I'd like to delete rows from my dataframe when the next one meets certain conditions. Let's say that my dataset is:
raw_data = {'SessionID': ['S1', 'S1', 'S1', 'S2', 'S2', 'S2', 'S2', 'S2', 'S3', 'S3', 'S3', 'S3', 'S3', 'S3'],
'Event Action': ['Action', 'Action', 'Filter', 'Action', 'Action', 'Action', 'Filter', 'Filter', 'Action', 'Filter','Action', 'Filter', 'Filter', 'Action'],
'Timestamp': ['T1.1', 'T1.2', 'T1.3', 'T1.1', 'T1.2', 'T1.3', 'T1.3', 'T1.4', 'T1.4', 'T1.5', 'T1.7', 'T1.7', 'T1.8', 'T1.9']}
df = pd.DataFrame(raw_data, columns = ['SessionID', 'Event Action', 'Timestamp'])
df
SessionID Event Action Timestamp
0 S1 Action T1.1
1 S1 Action T1.2
2 S1 Filter T1.3
3 S2 Action T1.1
4 S2 Action T1.2
5 S2 Action T1.3
6 S2 Filter T1.3
7 S2 Filter T1.4
8 S3 Action T1.4
9 S3 Filter T1.5
10 S3 Action T1.7
11 S3 Filter T1.7
12 S3 Filter T1.8
13 S3 Action T1.9
Given any row and being row1 the next one, I want to delete row when:
if df[row:'SessionID'] == df[row1:'SessionID']
and df[row:'Event Action'] == 'Action'
and df[row1:'Event Action'] == 'Filter'
and df[row:'Timestamp'] == df[row1:'Timestamp']

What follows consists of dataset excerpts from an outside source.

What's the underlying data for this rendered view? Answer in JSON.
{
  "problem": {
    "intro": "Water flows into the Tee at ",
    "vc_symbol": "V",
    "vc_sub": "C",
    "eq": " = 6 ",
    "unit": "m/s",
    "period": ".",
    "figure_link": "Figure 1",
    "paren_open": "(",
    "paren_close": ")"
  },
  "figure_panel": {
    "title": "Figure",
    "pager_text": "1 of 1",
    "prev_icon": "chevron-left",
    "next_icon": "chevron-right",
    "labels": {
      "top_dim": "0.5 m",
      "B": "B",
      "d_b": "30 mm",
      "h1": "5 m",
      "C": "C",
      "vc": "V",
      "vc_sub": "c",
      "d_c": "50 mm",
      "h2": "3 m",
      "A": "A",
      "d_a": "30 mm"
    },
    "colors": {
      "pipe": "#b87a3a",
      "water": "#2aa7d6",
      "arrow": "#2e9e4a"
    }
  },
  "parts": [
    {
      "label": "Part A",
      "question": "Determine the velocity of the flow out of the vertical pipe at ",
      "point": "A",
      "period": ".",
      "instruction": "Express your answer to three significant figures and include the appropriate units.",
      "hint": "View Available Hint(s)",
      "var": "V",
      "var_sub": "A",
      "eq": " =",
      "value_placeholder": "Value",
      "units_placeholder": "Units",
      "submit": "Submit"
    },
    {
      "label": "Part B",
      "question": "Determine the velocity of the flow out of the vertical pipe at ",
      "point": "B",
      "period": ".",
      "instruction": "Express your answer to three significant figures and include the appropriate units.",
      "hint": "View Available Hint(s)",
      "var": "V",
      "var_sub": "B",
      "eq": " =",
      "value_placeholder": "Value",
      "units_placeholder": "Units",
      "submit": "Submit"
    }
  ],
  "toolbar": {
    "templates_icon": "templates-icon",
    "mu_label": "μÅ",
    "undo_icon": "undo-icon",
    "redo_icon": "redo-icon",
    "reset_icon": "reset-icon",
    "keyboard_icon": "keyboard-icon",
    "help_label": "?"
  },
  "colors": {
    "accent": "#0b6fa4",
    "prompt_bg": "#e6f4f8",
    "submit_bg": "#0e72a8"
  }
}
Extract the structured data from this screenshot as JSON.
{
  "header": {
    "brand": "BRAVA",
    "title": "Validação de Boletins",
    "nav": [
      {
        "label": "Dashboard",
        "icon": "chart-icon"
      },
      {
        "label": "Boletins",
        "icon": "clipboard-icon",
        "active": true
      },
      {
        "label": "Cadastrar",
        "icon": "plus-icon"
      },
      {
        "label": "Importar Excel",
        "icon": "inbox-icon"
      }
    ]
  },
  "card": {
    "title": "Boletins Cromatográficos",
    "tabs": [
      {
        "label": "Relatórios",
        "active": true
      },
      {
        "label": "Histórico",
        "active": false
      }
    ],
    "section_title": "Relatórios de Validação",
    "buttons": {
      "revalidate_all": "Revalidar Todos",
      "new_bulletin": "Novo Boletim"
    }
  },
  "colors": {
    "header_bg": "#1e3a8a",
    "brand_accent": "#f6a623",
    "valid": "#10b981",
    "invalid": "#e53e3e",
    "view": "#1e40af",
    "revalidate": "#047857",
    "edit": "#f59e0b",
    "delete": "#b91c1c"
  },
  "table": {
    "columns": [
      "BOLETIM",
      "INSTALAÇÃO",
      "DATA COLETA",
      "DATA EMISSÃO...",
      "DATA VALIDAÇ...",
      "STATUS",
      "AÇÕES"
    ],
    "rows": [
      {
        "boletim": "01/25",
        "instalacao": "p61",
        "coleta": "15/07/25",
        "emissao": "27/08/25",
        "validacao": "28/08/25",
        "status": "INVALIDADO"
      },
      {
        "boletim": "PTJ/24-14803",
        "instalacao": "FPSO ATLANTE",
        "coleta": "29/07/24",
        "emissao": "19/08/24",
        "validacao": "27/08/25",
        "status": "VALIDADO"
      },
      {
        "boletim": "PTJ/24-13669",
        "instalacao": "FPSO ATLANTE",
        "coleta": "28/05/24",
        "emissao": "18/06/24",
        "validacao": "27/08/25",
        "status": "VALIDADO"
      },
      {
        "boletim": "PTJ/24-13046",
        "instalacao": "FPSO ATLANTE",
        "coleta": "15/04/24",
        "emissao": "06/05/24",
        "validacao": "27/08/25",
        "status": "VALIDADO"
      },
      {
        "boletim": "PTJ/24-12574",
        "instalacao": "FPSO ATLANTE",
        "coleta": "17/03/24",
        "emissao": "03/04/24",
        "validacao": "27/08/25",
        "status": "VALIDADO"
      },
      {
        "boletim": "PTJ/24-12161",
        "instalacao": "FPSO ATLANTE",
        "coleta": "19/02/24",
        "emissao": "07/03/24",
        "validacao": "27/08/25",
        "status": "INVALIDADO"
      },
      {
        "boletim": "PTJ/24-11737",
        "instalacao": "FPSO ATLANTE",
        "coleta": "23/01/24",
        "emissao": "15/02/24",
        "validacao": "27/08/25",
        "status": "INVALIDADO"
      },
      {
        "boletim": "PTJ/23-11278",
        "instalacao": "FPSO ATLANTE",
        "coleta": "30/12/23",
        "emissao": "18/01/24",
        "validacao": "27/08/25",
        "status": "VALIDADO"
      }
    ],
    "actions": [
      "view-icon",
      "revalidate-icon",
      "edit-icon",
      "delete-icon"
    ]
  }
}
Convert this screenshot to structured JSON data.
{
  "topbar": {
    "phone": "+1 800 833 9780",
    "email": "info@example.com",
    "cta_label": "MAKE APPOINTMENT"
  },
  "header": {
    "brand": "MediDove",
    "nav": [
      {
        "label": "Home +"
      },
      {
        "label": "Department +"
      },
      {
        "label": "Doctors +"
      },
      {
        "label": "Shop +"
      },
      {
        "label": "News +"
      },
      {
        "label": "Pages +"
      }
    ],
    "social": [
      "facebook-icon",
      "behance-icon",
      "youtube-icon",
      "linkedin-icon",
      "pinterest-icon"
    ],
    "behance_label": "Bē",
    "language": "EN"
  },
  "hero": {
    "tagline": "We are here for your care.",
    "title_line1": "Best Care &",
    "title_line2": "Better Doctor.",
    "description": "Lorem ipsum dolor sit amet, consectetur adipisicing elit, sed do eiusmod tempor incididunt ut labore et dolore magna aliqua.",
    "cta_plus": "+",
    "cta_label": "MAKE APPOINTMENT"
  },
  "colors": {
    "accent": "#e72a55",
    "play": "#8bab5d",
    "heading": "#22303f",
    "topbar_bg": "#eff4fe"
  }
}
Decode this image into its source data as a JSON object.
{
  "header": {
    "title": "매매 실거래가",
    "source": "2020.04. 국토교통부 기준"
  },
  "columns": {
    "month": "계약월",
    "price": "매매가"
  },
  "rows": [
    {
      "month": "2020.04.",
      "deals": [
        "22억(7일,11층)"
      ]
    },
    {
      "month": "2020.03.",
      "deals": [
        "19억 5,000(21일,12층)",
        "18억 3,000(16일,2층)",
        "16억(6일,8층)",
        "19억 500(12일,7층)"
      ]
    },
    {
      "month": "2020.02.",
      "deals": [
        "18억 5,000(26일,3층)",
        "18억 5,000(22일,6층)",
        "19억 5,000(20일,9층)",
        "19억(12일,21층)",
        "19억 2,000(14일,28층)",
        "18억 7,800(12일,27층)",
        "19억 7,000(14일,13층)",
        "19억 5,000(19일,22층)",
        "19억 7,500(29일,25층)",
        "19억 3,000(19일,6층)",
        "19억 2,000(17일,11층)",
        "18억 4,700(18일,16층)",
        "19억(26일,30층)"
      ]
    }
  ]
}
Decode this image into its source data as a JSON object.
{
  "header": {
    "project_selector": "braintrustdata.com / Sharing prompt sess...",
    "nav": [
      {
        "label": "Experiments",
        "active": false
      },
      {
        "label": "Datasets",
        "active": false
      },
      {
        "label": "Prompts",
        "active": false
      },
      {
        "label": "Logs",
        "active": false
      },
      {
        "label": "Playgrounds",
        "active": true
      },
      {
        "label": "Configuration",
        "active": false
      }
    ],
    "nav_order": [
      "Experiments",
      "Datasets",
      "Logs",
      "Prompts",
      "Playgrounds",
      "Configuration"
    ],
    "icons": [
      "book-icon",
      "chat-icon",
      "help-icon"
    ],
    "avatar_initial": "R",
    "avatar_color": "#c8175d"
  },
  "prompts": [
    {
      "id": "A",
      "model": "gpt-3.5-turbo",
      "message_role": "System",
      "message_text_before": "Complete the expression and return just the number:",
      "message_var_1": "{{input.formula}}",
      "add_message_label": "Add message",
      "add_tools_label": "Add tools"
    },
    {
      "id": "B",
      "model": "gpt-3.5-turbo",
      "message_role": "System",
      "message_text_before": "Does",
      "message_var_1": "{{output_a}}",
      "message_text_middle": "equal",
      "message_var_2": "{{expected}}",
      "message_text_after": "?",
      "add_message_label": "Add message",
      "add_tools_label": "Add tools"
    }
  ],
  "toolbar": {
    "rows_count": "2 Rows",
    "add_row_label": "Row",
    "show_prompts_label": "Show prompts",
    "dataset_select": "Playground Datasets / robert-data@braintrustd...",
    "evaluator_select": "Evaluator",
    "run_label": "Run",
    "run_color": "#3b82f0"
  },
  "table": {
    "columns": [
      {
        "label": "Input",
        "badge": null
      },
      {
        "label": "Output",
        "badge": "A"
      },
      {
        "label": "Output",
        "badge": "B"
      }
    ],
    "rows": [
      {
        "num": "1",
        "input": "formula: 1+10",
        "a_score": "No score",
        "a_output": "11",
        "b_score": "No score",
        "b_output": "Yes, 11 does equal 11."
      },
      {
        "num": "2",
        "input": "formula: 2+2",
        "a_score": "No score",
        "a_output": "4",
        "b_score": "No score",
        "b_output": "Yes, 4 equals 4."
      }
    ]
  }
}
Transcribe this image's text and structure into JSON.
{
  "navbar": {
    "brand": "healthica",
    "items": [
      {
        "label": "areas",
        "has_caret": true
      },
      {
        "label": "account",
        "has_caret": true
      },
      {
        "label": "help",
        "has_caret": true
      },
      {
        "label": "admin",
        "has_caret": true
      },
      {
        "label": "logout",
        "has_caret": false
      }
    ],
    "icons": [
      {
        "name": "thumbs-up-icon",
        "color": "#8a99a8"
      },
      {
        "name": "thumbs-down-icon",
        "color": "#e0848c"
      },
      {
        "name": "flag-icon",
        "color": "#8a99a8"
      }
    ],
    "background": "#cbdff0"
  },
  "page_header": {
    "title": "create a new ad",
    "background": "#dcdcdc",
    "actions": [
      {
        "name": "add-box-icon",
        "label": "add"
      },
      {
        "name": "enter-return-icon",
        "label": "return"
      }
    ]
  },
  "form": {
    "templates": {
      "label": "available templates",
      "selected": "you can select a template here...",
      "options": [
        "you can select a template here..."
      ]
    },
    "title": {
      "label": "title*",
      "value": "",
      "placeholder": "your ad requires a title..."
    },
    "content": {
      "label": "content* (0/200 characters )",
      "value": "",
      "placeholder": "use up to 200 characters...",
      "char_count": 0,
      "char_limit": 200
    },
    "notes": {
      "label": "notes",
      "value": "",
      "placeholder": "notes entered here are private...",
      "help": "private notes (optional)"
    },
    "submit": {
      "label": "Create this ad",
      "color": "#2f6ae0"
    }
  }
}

For instance, in the dataset above the rows that should be eliminated are 5 and 10. I'm not that expert with fuctions in python, but I've tried:
def cleanfilter(row):
row1 = row + 1
if df[row:'SessionID'] == df[row1:'SessionID'] and df[row:'Event Action'] == 'Search Action'and df[row1:'Event Action'] == 'Search Filter' and df[row:'Timestamp'] == df[row1:'Timestamp']:
df.drop(df.index[row])
df.apply(cleanfilter,axis=1)
But i'm constantly receving: "TypeError: ('must be str, not int', 'occurred at index 0')". I don't know what to google anymore... Any advice would be much appreciated! Thanks in advance.
row1:'SessionID', I don't see a row 1